Photojournalism Professor Kobre, Vega’s advisor, said that Vega was a freelance photojournalist and that Vega was involved in a campus life project. That project has also included Vega photographing students engaged in sex and vomiting from illegal drinking in the dorms. The Society of Professional Journalists Code of Ethics taught at SFSU states in part: “Journalists at all times will show respect for the dignity, privacy, rights and well-being of people encountered in the course of gathering and presenting the news.”

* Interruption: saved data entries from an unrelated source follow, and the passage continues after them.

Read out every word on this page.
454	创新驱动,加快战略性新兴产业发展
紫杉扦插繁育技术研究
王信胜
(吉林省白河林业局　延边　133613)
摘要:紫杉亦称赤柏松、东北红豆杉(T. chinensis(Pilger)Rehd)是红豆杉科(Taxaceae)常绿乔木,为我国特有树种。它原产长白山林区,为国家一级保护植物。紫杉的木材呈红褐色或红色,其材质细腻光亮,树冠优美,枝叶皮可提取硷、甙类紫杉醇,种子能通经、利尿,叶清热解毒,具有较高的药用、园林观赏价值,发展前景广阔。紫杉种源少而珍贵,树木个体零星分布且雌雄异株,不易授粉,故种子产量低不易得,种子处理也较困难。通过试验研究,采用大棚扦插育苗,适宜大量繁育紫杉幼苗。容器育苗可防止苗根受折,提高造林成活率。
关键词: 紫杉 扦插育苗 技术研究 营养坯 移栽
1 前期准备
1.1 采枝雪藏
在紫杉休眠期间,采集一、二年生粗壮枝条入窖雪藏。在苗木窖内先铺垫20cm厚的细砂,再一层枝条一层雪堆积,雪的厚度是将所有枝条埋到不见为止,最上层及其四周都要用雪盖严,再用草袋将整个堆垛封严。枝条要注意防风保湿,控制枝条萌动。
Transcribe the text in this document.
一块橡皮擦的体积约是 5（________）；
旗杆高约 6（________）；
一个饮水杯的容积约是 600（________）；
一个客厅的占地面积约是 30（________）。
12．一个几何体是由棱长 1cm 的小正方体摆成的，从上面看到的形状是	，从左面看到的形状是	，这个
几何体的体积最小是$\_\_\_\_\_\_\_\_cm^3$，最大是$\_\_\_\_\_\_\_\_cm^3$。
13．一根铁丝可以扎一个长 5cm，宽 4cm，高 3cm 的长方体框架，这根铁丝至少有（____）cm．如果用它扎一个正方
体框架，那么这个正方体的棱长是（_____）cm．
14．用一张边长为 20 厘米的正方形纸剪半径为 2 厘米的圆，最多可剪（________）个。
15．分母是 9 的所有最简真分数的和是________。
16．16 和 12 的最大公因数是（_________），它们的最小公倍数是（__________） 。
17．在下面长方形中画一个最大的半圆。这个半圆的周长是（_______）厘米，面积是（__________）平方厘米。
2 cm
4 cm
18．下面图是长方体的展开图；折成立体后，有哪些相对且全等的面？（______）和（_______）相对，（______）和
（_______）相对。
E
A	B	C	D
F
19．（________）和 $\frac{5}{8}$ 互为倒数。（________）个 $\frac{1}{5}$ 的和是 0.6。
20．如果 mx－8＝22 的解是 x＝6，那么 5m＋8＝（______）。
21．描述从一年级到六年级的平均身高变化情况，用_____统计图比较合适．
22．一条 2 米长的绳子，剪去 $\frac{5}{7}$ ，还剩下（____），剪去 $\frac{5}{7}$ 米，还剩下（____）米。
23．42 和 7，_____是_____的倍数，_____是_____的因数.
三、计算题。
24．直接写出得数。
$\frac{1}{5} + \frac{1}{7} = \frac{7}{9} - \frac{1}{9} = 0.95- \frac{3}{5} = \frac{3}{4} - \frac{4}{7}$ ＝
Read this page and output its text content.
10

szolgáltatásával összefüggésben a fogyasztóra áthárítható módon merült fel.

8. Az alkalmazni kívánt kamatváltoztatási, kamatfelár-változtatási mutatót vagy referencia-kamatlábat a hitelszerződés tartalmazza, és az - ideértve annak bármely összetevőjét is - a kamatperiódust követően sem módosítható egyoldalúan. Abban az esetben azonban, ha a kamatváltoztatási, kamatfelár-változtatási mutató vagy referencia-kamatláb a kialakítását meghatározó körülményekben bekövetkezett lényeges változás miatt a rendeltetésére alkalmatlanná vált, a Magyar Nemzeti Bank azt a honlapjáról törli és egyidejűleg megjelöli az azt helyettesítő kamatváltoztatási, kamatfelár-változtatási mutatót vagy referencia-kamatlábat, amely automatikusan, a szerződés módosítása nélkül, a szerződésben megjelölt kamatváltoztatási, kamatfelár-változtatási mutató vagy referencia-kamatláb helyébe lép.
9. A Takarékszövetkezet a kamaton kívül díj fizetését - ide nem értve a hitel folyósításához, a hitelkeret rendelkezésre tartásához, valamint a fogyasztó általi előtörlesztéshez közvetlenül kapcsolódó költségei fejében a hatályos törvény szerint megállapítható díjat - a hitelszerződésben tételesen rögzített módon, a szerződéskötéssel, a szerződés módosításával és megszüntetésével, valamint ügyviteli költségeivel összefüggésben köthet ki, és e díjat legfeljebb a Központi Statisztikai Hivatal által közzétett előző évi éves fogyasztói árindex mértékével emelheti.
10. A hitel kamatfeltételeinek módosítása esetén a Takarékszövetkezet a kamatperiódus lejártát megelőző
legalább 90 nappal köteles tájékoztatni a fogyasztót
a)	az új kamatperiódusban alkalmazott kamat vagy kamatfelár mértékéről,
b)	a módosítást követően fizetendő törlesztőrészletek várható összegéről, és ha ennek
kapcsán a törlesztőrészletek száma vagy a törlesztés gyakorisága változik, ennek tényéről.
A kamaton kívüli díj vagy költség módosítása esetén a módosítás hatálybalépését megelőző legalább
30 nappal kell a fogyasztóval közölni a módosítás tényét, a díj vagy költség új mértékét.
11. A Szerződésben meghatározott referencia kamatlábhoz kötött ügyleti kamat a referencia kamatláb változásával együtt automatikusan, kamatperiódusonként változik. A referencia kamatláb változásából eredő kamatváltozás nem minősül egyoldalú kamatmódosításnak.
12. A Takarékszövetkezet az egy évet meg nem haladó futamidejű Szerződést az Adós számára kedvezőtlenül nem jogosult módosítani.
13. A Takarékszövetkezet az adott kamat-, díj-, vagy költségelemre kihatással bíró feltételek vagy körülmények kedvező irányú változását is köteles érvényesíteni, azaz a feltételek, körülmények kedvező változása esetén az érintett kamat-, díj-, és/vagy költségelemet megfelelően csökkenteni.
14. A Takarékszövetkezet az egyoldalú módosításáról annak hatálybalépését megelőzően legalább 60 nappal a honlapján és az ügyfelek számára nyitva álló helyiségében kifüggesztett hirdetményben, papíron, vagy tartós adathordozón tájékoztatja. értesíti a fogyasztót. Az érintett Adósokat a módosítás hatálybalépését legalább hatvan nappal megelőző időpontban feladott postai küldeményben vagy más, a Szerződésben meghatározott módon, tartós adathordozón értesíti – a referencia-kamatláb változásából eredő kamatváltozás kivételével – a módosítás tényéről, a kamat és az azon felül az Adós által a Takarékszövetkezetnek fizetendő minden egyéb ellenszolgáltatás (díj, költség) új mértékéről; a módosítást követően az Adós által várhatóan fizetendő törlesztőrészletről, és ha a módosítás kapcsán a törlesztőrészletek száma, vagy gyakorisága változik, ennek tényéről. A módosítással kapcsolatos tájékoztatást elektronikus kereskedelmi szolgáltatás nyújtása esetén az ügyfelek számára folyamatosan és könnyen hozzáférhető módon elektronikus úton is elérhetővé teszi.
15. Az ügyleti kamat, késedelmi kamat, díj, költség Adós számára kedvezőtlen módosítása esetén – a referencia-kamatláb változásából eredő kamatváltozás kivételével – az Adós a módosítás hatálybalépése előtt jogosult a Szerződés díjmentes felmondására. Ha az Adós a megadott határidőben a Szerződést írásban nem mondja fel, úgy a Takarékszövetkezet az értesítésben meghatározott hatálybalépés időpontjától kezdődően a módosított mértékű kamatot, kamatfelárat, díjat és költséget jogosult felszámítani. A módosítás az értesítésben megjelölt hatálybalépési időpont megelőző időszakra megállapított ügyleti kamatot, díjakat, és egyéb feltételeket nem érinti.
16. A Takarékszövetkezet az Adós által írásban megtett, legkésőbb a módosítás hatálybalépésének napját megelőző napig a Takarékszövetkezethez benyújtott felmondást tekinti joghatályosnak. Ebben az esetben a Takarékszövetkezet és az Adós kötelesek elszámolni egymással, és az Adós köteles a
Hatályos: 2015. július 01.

Vega’s actions and multiple explanations for his behavior are not the most serious crimes here though. The carefully orchestrated parroting of “serious danger of impeding the First Amendment” refrain, first trumpeted by Mayorga and dutifully blown in turn by Burks, Kobre, and Vega, mocks the intent of that important right.

Vega can be excused his youthful indiscretion. Burks, the University’s Journalism Department Chair and Kobre, have greater reason to be ashamed. By latching onto an obvious platform certain to provoke controversy, those professors abrogate their essential mission to help raise ethical journalists. By fostering the Vega saga, Burks and Kobre send perhaps the most damaging message of all, that the journalist has a duty not to the public, but to his own selfish interests.

And there is the crux of this matter. The First Amendment guarantee of freedom of the press belongs to the public. Journalists “who abuse the power of their professional role for selfish motives or unworthy purposes are faithless to that public trust,” according to the American Society of Newspaper Editors Statement of Principles. And teachers that lead acolytes down that path should turn in their journalism credentials.

The author is an attorney and member of the Society of Professional Journalists. He attends ElderCollege at SFSU.